MS is an immune-mediated inflammatory demyelinating disorder, characterized by CNS inflammation, demyelination, oligodendrocyte destruction, and axonal degeneration. Clinical manifestations are diverse and often disabling, and current immunomodulatory therapies have limited benefit on MS disease progression. While some focus on the many reasons that the BBB becomes permeable, understanding the stoking of the inflammatory response in the CNS is also critical for developing therapies, not only for MS, but other neuropathologies. Using cellular, genetic, and pharmacological approaches, the work in the Chen lab is directed towards understanding the cytoprotective pathways in oligodendrocytes against inflammation and the impact of oligodendrocyte protection on the progression of MS.
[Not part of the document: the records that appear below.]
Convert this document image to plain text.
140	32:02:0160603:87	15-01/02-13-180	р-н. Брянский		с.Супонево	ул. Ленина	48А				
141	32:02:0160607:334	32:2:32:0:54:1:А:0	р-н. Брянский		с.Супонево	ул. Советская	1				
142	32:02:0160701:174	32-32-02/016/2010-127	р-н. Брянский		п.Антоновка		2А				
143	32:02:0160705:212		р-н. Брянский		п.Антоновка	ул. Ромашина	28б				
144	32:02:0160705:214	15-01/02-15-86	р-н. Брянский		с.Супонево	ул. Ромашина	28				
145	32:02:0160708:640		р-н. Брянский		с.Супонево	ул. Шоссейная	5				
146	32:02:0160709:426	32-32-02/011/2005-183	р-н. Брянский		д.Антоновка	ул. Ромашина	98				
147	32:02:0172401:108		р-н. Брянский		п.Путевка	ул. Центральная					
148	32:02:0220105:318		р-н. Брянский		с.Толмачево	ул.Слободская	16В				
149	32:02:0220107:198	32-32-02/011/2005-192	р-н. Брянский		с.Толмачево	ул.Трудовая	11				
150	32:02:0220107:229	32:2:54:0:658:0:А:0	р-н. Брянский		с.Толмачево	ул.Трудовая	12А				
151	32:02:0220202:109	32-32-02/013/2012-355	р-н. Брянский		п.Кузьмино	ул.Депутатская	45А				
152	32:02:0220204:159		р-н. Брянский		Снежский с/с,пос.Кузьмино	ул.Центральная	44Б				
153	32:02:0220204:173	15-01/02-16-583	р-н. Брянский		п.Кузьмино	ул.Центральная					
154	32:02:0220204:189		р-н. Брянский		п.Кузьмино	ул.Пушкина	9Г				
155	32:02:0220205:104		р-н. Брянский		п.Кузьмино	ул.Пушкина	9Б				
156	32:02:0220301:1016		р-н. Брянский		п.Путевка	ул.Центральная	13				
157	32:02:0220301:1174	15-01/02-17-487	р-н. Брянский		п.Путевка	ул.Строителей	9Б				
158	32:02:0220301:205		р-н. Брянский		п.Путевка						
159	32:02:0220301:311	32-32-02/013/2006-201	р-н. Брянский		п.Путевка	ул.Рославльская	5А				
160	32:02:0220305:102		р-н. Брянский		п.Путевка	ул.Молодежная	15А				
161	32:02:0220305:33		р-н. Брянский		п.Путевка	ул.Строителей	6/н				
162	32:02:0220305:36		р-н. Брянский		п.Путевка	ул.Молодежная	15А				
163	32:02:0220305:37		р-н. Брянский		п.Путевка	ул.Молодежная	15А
Most of CNS disorders cannot escape the cycle of oligodendrocyte loss, demyelination and axon degeneration. Each step may trigger neuroinflammation. Our long-term goal is to understand the importance of oligodendrocytes on the pathogenesis and progression of other neurological disorders such as Parkinson disease and traumatic brain injury. Our research will help develop new oligodendrocyte protective therapies, break the vicious cycle and promote functional recovery of patients.